Bruce Springsteen, whom Davis signed to Columbia Records in the early 1970s, delivered one of the morning's most arresting tributes, recalling Davis's first words to him — "Welcome to Columbia Records" — and adding, "In those few words, he changed my life forever." Alicia Keys, discovered by Davis at 15, told the gathering, "You saw something in me that I was just beginning to see in myself." Warwick credited him with engineering a late-career pairing with Manilow that won two Grammys; Manilow recalled that Davis pushed him to record the song that became "Mandy," Variety reported.

A career that rewrote the rules

Davis joined Columbia as a lawyer in 1960 and became its president by 1967, signing Janis Joplin, the Grateful Dead and Santana before being dismissed in 1973. He founded Arista Records the next year, building a hit machine that developed Manilow, Warwick, Kenny G and a teenage Whitney Houston, whom he discovered in 1983 and guided to some of the best-selling recordings in history; he also revived Aretha Franklin's career.
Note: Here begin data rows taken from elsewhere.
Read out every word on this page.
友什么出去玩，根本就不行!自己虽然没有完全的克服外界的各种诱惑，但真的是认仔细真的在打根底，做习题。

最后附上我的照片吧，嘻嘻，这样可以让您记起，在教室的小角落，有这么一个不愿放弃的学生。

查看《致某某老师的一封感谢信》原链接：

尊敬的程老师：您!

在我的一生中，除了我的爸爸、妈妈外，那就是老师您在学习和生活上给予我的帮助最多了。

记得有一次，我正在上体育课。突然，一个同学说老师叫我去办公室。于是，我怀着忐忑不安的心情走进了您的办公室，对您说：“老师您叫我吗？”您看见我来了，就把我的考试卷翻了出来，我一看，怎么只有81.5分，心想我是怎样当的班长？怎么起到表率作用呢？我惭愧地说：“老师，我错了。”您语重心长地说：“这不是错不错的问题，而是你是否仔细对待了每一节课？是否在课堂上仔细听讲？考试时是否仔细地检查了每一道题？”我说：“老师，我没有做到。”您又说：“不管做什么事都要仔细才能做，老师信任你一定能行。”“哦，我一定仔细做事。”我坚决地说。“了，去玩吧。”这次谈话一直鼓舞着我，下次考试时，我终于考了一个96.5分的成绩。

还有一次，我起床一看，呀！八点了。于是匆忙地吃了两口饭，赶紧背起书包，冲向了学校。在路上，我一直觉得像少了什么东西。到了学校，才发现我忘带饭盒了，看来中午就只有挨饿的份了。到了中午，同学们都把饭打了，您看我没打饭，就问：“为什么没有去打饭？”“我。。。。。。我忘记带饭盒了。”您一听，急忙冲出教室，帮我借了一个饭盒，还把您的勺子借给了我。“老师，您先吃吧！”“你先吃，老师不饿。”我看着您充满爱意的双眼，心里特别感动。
In 2000 he launched J Records, through which he introduced Alicia Keys, whose debut sold millions, and helped propel artists from the American Idol era. His annual pre-Grammy gala became one of the industry's most coveted invitations.

An enduring imprint

Davis is survived by four children, eight grandchildren and two great-grandchildren. The breadth of Monday's gathering — soul to rock to R&B, the 1960s to the 2020s — was itself a measure of his reach. For the artists who eulogized him, the grief was bound up with gratitude: Davis had not merely signed them. In many cases, he had seen them before they fully saw themselves.